Жест старух – «безнадежно». Жест Старшей – «добро, удаляйте»
(2 сек Х 20 эп = 40 сек)
Стихли струны. Маленькая Рысь за праздничным столом продолжает смотреть перед собой невидящим взглядом. Вдруг, откуда-то сверху в стол между нетронутой едой КОСО ВОНЗАЕТСЯ РИТУАЛЬНЫЙ КИНЖАЛ.
Не веря своим глазам, Рысь зрит пред собой благосклонно улыбающуюся Верховную.
- Пойдешь на Закат! Будь беспощадна, как они с тобой!
Да благословит тебя Всевышняя!
(Текст и мелодия исполняемой Сказительницей «Саги» - в музыкальном приложении)
И также косо, как кинжал, в ствол дерева вонзается лезвие топора. Еще удар, и еще…
Звук этих ударов слышит Маленькая Рысь. Она и вправду подобна рыси, крадущейся по ветвям деревьев. Вот и просека. Обнаженный по пояс красавец Лесоруб, играя потными мышцами, крушит стволы дерёв. Он замечает на себе взгляд (зверя? человека?), но не спешит оглянуться. Отходит, вроде бы испить воды, а там под рубахой – лук, стрелы, да боевой двуострый топорик.
Он отливает в плошку молоко, отламывает кусок (лепешки) и смело (второй-то боевой топор уже сзади, за поясом) несет и ставит поближе туда, где притаился кто-то. Кто-то, страшащийся подойти открыто, пусть хоть и дух лесной. Но Рысь уже обошла его, и опять позади. Прислонясь спиной к скрывающему её стволу, Рысь прикрывает глаза. Вспыхнуло в памяти: Мужик избивает её поленом…
Рысь извлекает из-под хламиды ритуальный нож, и, буквально, взлетев по ветвям, прячет его в дупле.
-Эй! Лесовичка! Выйди-покажись! Брось в прятки играть! Поешь- попей, да выгони на меня оленя или косулю! Станем златом – серебром меняться! – слышит Маленькая Рысь, еще немного колеблется и, наконец, робко показывается. Она подходит, как зверек, готовый чуть-что кинуться назад, в чащу.
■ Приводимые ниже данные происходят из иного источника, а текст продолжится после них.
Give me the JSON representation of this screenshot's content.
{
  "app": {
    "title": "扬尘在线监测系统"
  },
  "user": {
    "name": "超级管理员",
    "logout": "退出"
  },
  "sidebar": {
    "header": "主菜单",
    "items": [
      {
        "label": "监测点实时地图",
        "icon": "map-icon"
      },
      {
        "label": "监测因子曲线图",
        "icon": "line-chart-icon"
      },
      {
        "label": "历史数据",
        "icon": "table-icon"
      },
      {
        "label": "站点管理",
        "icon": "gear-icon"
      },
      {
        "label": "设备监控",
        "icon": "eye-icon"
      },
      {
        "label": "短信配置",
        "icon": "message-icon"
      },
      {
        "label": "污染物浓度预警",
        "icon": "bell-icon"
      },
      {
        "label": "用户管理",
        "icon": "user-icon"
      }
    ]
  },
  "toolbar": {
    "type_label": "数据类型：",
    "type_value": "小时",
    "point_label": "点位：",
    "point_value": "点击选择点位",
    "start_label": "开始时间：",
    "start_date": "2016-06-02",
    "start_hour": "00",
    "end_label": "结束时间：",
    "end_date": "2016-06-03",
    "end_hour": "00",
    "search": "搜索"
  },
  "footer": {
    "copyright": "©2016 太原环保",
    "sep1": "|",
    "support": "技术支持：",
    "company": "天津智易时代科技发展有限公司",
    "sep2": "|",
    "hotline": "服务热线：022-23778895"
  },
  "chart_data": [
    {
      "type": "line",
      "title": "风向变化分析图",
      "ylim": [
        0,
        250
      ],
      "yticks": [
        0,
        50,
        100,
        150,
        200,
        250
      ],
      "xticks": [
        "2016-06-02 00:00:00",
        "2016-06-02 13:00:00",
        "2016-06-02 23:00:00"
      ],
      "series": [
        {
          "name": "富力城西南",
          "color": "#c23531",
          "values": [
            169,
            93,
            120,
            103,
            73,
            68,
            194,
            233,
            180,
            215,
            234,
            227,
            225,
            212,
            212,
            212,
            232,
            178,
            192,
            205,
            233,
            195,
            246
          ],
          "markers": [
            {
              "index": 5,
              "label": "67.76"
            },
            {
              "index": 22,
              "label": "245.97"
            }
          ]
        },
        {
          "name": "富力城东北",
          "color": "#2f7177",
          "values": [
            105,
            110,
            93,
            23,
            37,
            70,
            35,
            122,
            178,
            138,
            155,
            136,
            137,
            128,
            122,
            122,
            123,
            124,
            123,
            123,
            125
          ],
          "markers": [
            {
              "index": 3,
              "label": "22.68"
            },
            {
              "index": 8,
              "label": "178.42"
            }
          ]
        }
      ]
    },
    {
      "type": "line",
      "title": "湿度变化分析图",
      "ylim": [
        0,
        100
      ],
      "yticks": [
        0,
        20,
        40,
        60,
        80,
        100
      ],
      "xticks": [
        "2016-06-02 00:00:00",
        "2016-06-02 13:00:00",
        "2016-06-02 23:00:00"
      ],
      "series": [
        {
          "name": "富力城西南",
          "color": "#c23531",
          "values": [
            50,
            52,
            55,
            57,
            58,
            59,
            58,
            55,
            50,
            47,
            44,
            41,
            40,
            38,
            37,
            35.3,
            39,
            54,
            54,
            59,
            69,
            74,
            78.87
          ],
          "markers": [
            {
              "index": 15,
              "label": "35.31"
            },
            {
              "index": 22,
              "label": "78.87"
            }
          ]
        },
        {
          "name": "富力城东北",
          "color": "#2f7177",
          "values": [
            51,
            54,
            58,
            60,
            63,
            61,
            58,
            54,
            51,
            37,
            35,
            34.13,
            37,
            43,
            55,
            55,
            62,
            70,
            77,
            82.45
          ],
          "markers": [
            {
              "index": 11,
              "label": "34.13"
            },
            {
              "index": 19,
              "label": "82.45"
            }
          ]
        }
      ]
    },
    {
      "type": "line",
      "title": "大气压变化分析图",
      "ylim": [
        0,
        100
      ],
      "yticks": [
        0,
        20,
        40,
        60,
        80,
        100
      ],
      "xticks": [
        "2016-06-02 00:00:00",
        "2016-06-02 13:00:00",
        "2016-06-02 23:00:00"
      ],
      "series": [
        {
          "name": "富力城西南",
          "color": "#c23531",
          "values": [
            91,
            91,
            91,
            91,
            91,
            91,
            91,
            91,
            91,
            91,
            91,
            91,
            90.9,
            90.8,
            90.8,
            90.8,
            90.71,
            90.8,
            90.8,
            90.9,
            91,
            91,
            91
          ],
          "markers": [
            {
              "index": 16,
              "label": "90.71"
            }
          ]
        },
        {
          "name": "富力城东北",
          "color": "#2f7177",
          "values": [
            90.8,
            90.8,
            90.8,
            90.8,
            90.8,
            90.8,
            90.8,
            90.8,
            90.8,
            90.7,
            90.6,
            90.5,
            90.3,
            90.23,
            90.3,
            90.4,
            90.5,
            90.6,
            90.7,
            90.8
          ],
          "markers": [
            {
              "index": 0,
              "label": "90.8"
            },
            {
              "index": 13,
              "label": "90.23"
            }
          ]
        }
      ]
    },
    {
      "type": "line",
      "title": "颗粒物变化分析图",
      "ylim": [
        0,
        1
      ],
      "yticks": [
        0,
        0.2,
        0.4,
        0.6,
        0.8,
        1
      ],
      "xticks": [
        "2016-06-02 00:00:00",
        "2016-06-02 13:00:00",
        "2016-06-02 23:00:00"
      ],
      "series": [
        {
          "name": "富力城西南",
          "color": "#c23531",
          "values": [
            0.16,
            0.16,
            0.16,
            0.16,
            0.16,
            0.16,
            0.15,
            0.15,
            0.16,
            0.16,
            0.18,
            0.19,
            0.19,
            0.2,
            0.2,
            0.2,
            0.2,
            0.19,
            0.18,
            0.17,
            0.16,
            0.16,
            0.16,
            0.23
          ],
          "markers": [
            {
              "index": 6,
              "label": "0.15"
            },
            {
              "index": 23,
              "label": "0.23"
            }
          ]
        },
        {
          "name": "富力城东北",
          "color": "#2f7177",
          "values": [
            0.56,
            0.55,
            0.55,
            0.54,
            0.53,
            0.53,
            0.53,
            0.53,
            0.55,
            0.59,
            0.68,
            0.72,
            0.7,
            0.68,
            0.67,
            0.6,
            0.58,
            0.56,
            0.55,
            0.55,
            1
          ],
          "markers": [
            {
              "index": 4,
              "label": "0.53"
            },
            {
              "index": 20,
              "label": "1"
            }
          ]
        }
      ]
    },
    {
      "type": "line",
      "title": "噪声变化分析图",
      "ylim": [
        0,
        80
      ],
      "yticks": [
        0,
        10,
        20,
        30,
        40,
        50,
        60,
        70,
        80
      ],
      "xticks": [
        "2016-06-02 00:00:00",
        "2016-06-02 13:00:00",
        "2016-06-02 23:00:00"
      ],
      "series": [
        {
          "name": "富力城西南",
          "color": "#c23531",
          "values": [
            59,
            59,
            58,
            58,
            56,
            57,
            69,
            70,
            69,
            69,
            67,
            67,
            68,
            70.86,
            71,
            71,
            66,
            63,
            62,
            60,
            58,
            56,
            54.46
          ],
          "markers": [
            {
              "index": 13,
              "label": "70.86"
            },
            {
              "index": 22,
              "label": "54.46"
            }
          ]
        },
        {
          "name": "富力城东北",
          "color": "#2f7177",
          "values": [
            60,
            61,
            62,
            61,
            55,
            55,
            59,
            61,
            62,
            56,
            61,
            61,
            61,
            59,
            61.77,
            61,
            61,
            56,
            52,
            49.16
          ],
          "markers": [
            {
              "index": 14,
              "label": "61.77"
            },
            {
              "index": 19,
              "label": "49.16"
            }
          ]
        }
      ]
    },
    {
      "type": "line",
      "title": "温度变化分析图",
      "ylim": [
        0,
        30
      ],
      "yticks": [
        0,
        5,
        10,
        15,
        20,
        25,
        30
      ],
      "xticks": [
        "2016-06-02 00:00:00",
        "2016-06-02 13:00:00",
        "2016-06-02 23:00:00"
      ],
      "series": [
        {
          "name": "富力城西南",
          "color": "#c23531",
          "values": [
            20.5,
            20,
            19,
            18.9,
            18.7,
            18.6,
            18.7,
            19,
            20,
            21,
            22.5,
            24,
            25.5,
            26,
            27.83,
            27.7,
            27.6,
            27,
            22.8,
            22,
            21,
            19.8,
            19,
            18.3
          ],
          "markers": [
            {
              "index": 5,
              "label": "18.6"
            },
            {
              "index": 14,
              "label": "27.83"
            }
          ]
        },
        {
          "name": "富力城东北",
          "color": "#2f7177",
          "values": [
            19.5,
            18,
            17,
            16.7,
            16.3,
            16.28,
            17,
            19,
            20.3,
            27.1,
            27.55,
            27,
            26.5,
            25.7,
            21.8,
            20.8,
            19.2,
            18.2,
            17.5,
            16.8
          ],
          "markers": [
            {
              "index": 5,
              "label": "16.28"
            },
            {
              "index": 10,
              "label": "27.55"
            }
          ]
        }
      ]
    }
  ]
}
Лесоруб рассматривает ее, и сразу видит, что хороша, хоть и мала, и прикрыта остатками дырявого тряпья.
«Нищебродка? Заблудшая? Лесная Дева? Так те в дерюги не рядятся? А вдруг из тех НЕПРИКАСАЕМЫХ, о коих и Старцы и мамки, и княжьи люди предупреждали? Так до Запретного Озера десять дён прямиком, сказывают. А ведь и путь неведом!»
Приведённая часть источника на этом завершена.